Я чувствовал себя разбитым, усталым. Мне очень хотелось поскорее вернуться в свою маленькую тихую келью, лечь в постель и забыться сном, с надеждою на то, что в этот раз он принесет мне отдохновение, успокоение и быть может забвение. Но на узенькой улочке, где ютился дом Скинов, нечего было даже надеяться найти наемный экипаж и я, медленно ковыляя, отправился в собор пешком.

Было довольно поздно. Туман уже опустился с крыш домов к их подножью и сгустился до такой степени, что дальше трех шагов разглядеть что-либо было непросто. Дома и раньше отчего-то казались безлюдными, а теперь такими же стали и улицы. Только на мосту Флит несколько раз дорогу мне перебежали кошки, наверняка встревоженные, отдаленным собачьим воем, раздававшимся с той стороны реки. Оставалось лишь догадываться о его причине, ведь трудно представить, чтобы сквозь туманную мглу можно было увидеть луну.

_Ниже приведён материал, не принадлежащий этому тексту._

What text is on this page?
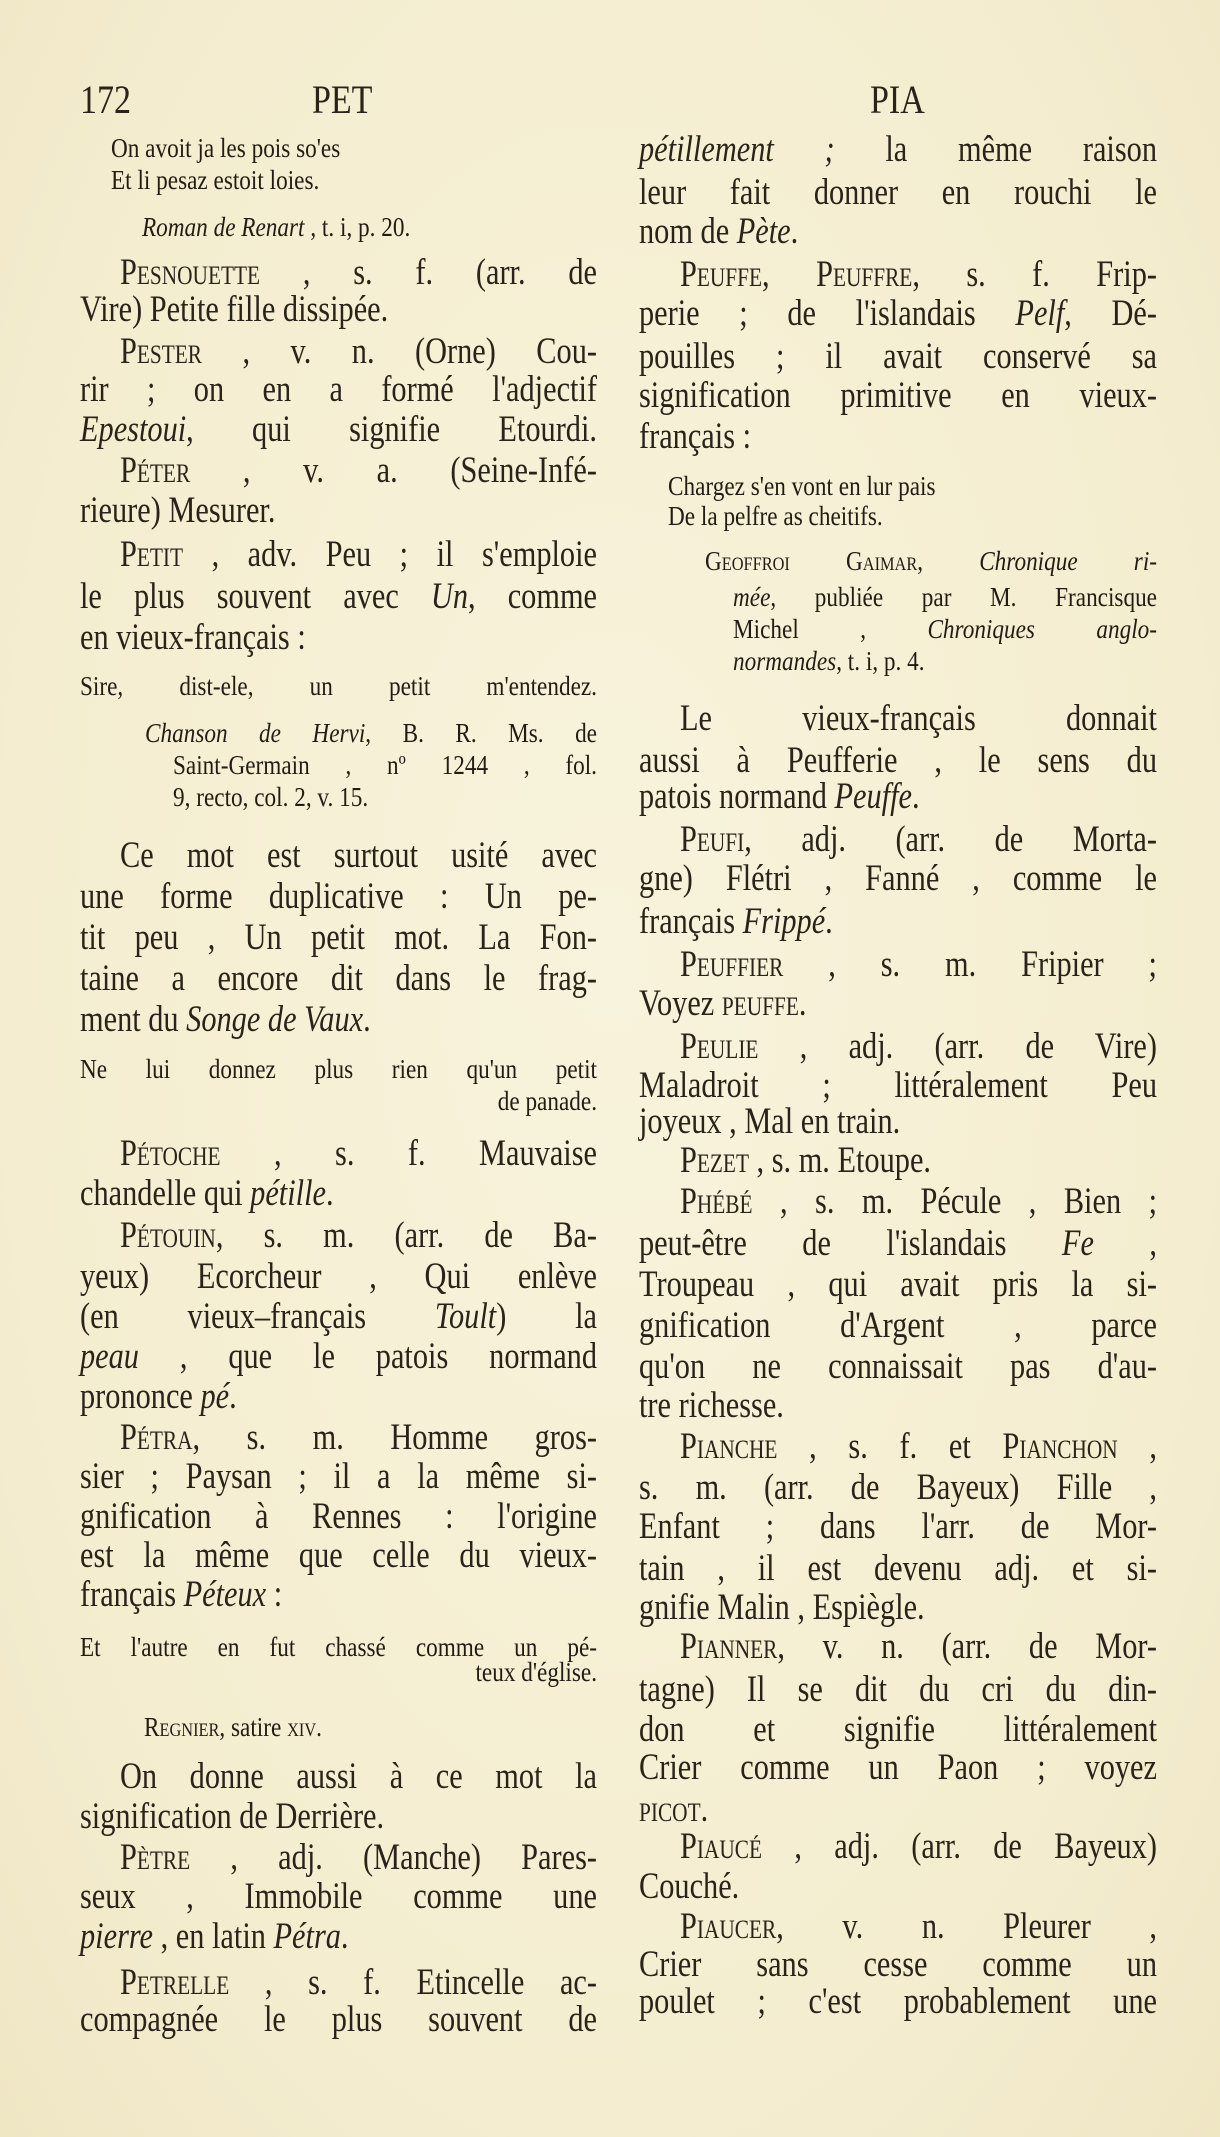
172	PET	PIA
On avoit ja les pois so'es
Et li pesaz estoit loies.
Roman de Renart , t. i, p. 20.
Pesnouette , s. f. (arr. de
Vire) Petite fille dissipée.
Pester , v. n. (Orne) Cou-
rir ; on en a formé l'adjectif
Epestoui, qui signifie Etourdi.
Péter , v. a. (Seine-Infé-
rieure) Mesurer.
Petit , adv. Peu ; il s'emploie
le plus souvent avec Un, comme
en vieux-français :
Sire, dist-ele, un petit m'entendez.
Chanson de Hervi, B. R. Ms. de
Saint-Germain , nº 1244 , fol.
9, recto, col. 2, v. 15.
Ce mot est surtout usité avec
une forme duplicative : Un pe-
tit peu , Un petit mot. La Fon-
taine a encore dit dans le frag-
ment du Songe de Vaux.
Ne lui donnez plus rien qu'un petit
de panade.
Pétoche , s. f. Mauvaise
chandelle qui pétille.
Pétouin, s. m. (arr. de Ba-
yeux) Ecorcheur , Qui enlève
(en vieux–français Toult) la
peau , que le patois normand
prononce pé.
Pétra, s. m. Homme gros-
sier ; Paysan ; il a la même si-
gnification à Rennes : l'origine
est la même que celle du vieux-
français Péteux :
Et l'autre en fut chassé comme un pé-
teux d'église.
Regnier, satire xiv.
On donne aussi à ce mot la
signification de Derrière.
Pètre , adj. (Manche) Pares-
seux , Immobile comme une
pierre , en latin Pétra.
Petrelle , s. f. Etincelle ac-
compagnée le plus souvent de
pétillement ; la même raison
leur fait donner en rouchi le
nom de Pète.
Peuffe, Peuffre, s. f. Frip-
perie ; de l'islandais Pelf, Dé-
pouilles ; il avait conservé sa
signification primitive en vieux-
français :
Chargez s'en vont en lur pais
De la pelfre as cheitifs.
Geoffroi Gaimar, Chronique ri-
mée, publiée par M. Francisque
Michel , Chroniques anglo-
normandes, t. i, p. 4.
Le vieux-français donnait
aussi à Peufferie , le sens du
patois normand Peuffe.
Peufi, adj. (arr. de Morta-
gne) Flétri , Fanné , comme le
français Frippé.
Peuffier , s. m. Fripier ;
Voyez peuffe.
Peulie , adj. (arr. de Vire)
Maladroit ; littéralement Peu
joyeux , Mal en train.
Pezet , s. m. Etoupe.
Phébé , s. m. Pécule , Bien ;
peut-être de l'islandais Fe ,
Troupeau , qui avait pris la si-
gnification d'Argent , parce
qu'on ne connaissait pas d'au-
tre richesse.
Pianche , s. f. et Pianchon ,
s. m. (arr. de Bayeux) Fille ,
Enfant ; dans l'arr. de Mor-
tain , il est devenu adj. et si-
gnifie Malin , Espiègle.
Pianner, v. n. (arr. de Mor-
tagne) Il se dit du cri du din-
don et signifie littéralement
Crier comme un Paon ; voyez
picot.
Piaucé , adj. (arr. de Bayeux)
Couché.
Piaucer, v. n. Pleurer ,
Crier sans cesse comme un
poulet ; c'est probablement une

Как бы то ни было, этот вой, временами перемежавшийся с лаем, заставил меня ускорить шаг. Я опасался разбойников. Поздний вечер, густой туман, пустынные улицы: все делало это время очень удобным для воров и убийц. И, кажется, я имел основания для тревоги: меня вновь начали терзать предчувствия, а за каждым столбом или тумбой мне чудились тени. Столько неприятных, грустных и подчас страшных событий произошло со мной за день, что даже сама мысль: «Этот день еще не закончился», вызывала странное ощущение того, будто должно случиться что-то еще — нечто такое, что стало бы венцом всей этой череды несчастий. С нетерпением и страхом я ожидал этого события, надеясь, что хоть на сегодня оно окажется последним.

Погруженный в такие мысли, я не заметил, как туман расступился вокруг меня, и я оказался во дворе собора. Из задумчивости меня вывели какие-то голоса: прямо посреди двора стояли и разговаривали двое — мужчина и женщина. Чем ближе я подходил к ним, тем отчетливее слышал, как они ругаются, то и дело, повышая друг на друга голос и постепенно переходя на крик. Мужчина лет пятидесяти, среднего роста, с жесткими чертами лица, одетый в богатый, но сильно помятый костюм, выглядел крепким, изрядно подвыпившим и… почему-то смутно знакомым. Будто я видел его во сне или прошлой жизни, память о которых хранится где-то в недрах сознания, изредка извлекаемая наружу в виде неясного ощущения чего-то виденного мельком и уже давно позабытого.

— Нет, дрянная женщина! Нет, ведьма! Он простит меня. Это ничтожество всегда прощает! — очень громко, грубо, не стесняясь в выражениях, кричал он на миловидную девушку лет двадцати пяти, рыжие локоны которой виднелись из-под глубокого капюшона ее короткого плаща, накинутого поверх скромного и недорогого черного платья с алым шитьем, перетянутого корсетом фиолетового цвета, выгодно подчеркивавшим ее стройную фигурку. Та в свою очередь в долгу не оставалась.

— Как бы ни так! Забудь, что знал о нем, огнем, горит теперь в нем дух мятежный! — отвечала она до странности красивым слогом и голосом. А вместе они поднимали такой шум, что я, помнится, был удивлен тому, как эти люди до сих пор не привлекли к себе внимания патруля городской стражи или привратника собора.

Я знал, что не должен вмешиваться. Такие ссоры случаются у всех, случаются часто, сплошь и рядом — поругаются, успокоятся да помирятся.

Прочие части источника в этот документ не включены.